While an increasing number of publications in philosophy, psychology and neuroscience investigate “self-consciousness”, this ambiguous concept often remain loosely defined. A number of authors have suggested that there is such a thing as a basic sense of self or self-consciousness in the background of any phenomenally conscious experience. Theoretical discussions of this claim have been hampered by introspective disagreement, and its proponents often appeal to the elusiveness of the basic sense of self to fend off sceptical concerns.
One promising approach to this debate is to investigate real-world cases of altered states of consciousness in which self-consciousness appears to be radically disrupted or altogether missing. By bringing key players in the field together, we hope to make progress on these matters and the set the stage for an empirically grounded and conceptually rigorous debate on self-consciousness and its limits.

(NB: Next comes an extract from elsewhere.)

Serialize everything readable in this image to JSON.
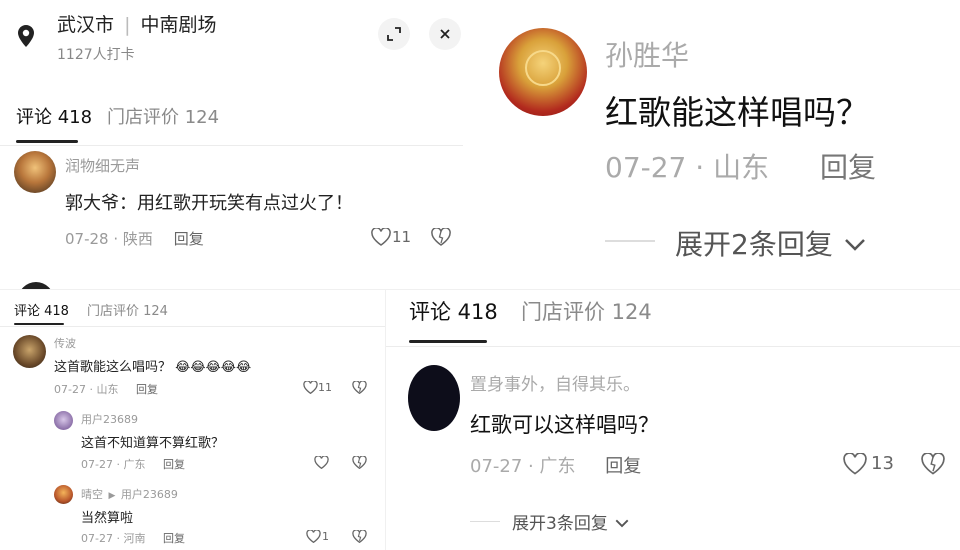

Adrianna Alcaraz Sánchez, Adrian Alsmith, Aviva Berkovich-Ohana, Monima Chadha, Anna Ciaunica, Christian Coseru, Sascha Fink, Jakub Limanowski, Chris Letheby, Thomas Metzinger, Raphaël Millière, Kathryn Swanson, Link Swanson, Wanja Wiese, Jennifer Windt
This workshop led to the publication of the inaugural special issue of the open-access journal Philosophy and the Mind Sciences.